Hazelnut market players were taken aback by the Turkish Grain Board’s (TMO) decision to sell hazelnuts. The initial assumption was that the state-run organization would try to hold on to its stocks to prevent prices from tumbling before the Presidential elections in May.

Instead, on February 1 the TMO advised that it would sell part of its stocks at shockingly lower prices than expected. This is probably caused by TMO’s cash flow demands. 20,000 mt of the 2021 crop in Levant quality at TRY58.00/kg 8,000 mt of the 2022 crop at TRY 61/kg.

This announcement immediately prompted the prices for Levant quality in-shell nuts to fall from TRY 61.5/kg to TRY 56/kg and the expectation is that they will drop as low as TRY 55/kg. The good news is that the market has been capped. Demand and the new crop will be more important from now on. The issue, however, is that weather conditions are far from ideal. Although snowfall would be a lifeline, weather forecasts state that this will not happen in lower altitudes at least.

Dried figs: Lower temperatures in the fig-growing region of Aydin, Turkey are generally beneficial for the fig trees and the overall crop harvest. However, the limited supply combined with increasing demand is causing a rise in export prices. For example, No 2 Lerida (Smyrna figs 41-45 wholes per 1 kg) dried figs are trading around 5% higher at US$6.73/kg F.O.B. Izmir basis.

The rising demand for figs, especially for Ramadan (22 March - 21 April), is contributing to the increase in market prices. Additionally, the local exporters association is concerned about the impact of climate change on fig production, which was expected to be higher in 2022 but was greatly reduced due to adverse weather conditions. The cultivation of figs in higher regions makes them vulnerable to weather fluctuations, adding to the challenges in fig production.

Dried apricots: The market in Turkey has seen unexpected price increases, causing surprise among traders.
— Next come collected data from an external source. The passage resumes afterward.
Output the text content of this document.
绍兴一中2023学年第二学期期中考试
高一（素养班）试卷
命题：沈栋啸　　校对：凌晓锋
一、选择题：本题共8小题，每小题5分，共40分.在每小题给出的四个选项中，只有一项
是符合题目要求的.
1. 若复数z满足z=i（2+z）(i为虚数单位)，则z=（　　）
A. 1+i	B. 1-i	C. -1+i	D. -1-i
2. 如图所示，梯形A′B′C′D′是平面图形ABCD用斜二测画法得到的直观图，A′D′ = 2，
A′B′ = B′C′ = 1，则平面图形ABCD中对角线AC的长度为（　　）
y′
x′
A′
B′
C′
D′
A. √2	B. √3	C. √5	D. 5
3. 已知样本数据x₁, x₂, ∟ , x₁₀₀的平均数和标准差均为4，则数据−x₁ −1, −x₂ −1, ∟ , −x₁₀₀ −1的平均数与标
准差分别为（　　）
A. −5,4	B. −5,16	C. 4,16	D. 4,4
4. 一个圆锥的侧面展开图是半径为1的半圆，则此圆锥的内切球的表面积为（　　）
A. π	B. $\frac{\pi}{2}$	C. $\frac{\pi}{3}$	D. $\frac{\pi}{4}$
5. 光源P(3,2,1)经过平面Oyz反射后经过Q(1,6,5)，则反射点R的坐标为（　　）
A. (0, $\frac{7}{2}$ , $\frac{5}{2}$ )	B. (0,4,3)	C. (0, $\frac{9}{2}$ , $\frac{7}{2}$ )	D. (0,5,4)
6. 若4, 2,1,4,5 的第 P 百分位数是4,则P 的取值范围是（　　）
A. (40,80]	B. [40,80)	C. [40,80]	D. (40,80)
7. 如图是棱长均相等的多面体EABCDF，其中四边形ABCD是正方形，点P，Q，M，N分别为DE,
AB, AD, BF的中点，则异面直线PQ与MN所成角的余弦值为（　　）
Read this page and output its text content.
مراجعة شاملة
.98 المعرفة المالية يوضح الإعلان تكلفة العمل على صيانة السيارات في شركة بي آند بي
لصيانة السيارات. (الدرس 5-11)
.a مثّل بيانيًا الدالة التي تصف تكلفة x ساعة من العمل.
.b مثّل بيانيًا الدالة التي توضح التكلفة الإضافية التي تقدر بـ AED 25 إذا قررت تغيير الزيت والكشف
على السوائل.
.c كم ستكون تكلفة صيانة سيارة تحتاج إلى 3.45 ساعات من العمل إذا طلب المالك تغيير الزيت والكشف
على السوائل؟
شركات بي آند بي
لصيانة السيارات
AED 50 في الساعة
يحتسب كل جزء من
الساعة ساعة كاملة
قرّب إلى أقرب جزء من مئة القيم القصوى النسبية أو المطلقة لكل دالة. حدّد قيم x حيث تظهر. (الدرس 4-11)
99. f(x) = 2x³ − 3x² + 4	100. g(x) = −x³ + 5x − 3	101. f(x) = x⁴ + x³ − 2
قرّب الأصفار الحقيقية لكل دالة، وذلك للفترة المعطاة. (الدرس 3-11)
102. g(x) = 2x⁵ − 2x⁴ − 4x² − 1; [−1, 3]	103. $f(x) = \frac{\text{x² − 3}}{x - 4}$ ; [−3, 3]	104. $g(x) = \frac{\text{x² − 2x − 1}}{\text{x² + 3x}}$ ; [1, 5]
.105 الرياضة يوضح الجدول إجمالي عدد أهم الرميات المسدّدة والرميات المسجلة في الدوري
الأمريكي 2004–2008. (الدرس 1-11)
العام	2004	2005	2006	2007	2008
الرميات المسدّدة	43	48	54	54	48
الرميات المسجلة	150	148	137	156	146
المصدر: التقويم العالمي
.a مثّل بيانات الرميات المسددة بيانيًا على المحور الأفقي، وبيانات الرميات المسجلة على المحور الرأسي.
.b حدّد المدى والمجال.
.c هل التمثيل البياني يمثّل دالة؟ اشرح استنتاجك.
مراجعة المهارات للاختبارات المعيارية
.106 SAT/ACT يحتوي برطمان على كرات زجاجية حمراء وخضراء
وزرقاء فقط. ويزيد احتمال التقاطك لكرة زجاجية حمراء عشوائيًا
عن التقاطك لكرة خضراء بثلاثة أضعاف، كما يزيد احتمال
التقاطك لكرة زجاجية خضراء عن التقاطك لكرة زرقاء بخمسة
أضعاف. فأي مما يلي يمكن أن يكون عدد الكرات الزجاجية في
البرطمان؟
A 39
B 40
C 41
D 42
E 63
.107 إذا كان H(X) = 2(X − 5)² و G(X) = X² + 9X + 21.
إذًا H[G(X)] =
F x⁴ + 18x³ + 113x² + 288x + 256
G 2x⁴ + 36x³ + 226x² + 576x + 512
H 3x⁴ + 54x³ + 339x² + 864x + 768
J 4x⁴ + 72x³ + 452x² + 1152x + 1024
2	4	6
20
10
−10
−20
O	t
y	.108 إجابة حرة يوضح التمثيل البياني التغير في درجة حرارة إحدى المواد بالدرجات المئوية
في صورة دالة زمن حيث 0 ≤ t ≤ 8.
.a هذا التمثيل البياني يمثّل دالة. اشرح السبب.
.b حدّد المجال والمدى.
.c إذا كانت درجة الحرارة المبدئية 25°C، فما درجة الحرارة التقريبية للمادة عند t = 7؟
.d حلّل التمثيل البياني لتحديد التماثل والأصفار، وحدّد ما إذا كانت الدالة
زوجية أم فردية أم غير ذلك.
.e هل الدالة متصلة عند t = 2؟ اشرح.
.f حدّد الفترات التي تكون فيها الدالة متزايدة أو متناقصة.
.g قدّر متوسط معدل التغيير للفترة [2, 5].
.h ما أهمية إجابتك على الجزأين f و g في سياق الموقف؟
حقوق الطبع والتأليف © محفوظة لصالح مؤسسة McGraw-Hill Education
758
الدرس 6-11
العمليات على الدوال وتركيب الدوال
The farmgate prices for jumbo apricots have risen from TRY 125/kg to TRY 145/kg. The increase has only had a minor impact on export prices, except for jumbo (No 1 and 2) apricots, which have risen by $300/mt. The weather conditions for the new crop are favorable so far, with temperatures expected to drop further and snowfall expected in the coming weeks, which would benefit farmers. Export volumes have been lower than expected, but the large quantity of goods available has kept prices steady.

Exchange rates 1 USD =~ 18.85 TRY. 1 Euro =~ 20.37 TRY.